Bill Sparkman, the 51-year old Census worker who was hanged to death in Kentucky, was found “naked, gagged and had his hands and feet bound with duct tape.” A witness reports Sparkman also “had duct tape over his eyes, and they gagged him with a red rag or something.” The word “fed” was scrawled on his chest in a felt-tip pen, and his “Census ID was found taped to his head and shoulder area.”
The gruesome lynching of this Census worker seems to bear a disturbing similarity to some of the worst hate crimes committed across this country. Regardless of what the motive for the killing may have been, why would a murderer(s) take such pains to so blatantly convey anger, fear, and vitriol towards a Census employee? Perhaps because some on the right have created an impression that Census employees are terrifying.
Earlier this summer, Rep. Michele Bachmann (R-MN) waged a high-profile, wildly-dishonest campaign against the Census. The Minnesota congresswoman said she was so worried about the threat of the government asking “very intricate questions” and collecting information that she would illegally refuse to fill out the form. “They will be in charge of going door to door and collecting data from the American public,” she said. “This is very concerning.” She repeatedly used inflammatory and fear-mongering rhetoric against the Census:
— “I think there is a point when you say enough is enough to government intrusion.” [6/25/09]
— “If we look at American history, between 1942 and 1947, the data that was collected by the census bureau was handed over to the FBI and other organizations, at the request of President Roosevelt, and that’s how the Japanese were rounded up and put into the internment camps.” [6/25/09]
“You will receive approximately six contacts from them [Census workers], either through phone calls or they will knock on your door. If you still do not give them the information, they said they’ll contact your neighbor to the left of you, to the right of you to get information.” [6/25/09]
Bachmann’s irrational diatribes about scary stalking Census workers quickly spawned a right-wing movement. During an interview with Bachmann, Fox News’ Glenn Beck said, “Ok, so let me talk about the Census because there’s a lot of people that are concerned with it because they don’t want to fill it out, they’re not comfortable with ACORN members coming to find out all this information, they don’t want to give the government all this kind of information.”
Conservative radio host Neal Boortz told a caller, “Most of the rest of the [Census] information is designed to help the government steal from you in order to pass off your property to the moochers. They’re looters.” Boortz urged his listeners to resist the Census workers. “If somebody comes to my — if a burglar came to your house, are you going to show him where the silverware is?” he asked. “Maybe you will if he pulls out a gun.”

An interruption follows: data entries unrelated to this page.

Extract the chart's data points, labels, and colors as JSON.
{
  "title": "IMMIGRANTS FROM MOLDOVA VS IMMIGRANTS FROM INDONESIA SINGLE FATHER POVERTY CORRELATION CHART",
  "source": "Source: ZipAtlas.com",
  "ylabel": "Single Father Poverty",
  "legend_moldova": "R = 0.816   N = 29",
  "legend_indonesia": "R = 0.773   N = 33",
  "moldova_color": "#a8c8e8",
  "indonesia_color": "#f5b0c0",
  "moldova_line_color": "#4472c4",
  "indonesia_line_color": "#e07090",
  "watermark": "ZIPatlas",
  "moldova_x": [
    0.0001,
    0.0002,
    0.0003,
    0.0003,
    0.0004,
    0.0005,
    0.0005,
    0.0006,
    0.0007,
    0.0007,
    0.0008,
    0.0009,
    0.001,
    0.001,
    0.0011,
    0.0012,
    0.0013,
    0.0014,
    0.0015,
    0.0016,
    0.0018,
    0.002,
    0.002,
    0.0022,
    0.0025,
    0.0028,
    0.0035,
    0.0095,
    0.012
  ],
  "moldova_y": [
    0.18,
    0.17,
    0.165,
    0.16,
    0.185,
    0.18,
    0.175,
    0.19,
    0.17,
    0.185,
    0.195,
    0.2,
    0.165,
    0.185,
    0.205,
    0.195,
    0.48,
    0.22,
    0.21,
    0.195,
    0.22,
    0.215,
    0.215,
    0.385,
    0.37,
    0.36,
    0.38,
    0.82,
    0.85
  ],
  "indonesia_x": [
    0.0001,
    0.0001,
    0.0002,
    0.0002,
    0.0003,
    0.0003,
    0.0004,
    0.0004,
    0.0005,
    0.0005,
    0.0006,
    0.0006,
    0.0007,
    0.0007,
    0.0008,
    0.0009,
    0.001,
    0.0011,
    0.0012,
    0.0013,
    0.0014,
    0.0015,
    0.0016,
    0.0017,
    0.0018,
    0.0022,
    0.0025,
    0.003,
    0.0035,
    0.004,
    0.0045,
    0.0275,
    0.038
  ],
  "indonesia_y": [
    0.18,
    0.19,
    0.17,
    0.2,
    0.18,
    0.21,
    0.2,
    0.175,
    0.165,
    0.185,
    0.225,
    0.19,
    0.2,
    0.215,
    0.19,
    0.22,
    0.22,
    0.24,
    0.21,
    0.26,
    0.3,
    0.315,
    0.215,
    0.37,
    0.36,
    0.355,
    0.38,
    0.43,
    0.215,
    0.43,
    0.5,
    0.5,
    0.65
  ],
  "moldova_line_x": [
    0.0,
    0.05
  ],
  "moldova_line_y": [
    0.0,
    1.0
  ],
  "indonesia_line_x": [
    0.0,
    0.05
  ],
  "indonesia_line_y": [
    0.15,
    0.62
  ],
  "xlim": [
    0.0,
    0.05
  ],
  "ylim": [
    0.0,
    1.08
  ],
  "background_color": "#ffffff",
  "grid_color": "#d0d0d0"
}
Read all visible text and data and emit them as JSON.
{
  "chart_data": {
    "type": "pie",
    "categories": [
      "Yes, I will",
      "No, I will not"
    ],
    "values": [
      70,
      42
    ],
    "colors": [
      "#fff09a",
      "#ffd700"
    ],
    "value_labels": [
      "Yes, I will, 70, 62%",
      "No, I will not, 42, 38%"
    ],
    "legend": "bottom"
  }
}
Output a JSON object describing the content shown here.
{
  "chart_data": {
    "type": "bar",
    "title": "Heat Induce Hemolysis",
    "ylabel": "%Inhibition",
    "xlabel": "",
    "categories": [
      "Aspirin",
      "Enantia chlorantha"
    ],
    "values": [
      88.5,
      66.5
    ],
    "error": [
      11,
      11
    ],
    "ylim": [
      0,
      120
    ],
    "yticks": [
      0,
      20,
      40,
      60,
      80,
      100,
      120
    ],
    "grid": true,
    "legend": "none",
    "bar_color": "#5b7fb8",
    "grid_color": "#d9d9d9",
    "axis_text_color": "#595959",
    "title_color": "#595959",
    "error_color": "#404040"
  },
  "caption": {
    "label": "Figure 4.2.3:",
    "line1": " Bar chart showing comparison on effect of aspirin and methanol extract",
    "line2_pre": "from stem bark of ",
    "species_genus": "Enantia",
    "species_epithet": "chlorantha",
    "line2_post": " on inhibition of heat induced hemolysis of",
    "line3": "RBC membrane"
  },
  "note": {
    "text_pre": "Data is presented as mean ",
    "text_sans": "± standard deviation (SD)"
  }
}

The Washington Post reports that violence against Census workers is a growing concern:
Census takers who die on the job typically succumb to strokes, heart attacks and car accidents. But violence against field workers, while rare, is an ongoing concern.
The 2000 Census was marked by a spate of violence. In Indiana, a pack of dogs mauled a census taker to death. A California census taker was grabbed and forced into her car after a homeowner ordered her to leave and she lingered, trying to explain the importance of the Census. A Denver census taker was hijacked and stabbed, and in Chicago, a census taker was thrown down a flight of stairs.
This year, a county manager in New Mexico warned that many people take their property rights seriously, and some might shoot at census takers who trespass.
A subsequent investigation concluded the Sparkman committed suicide.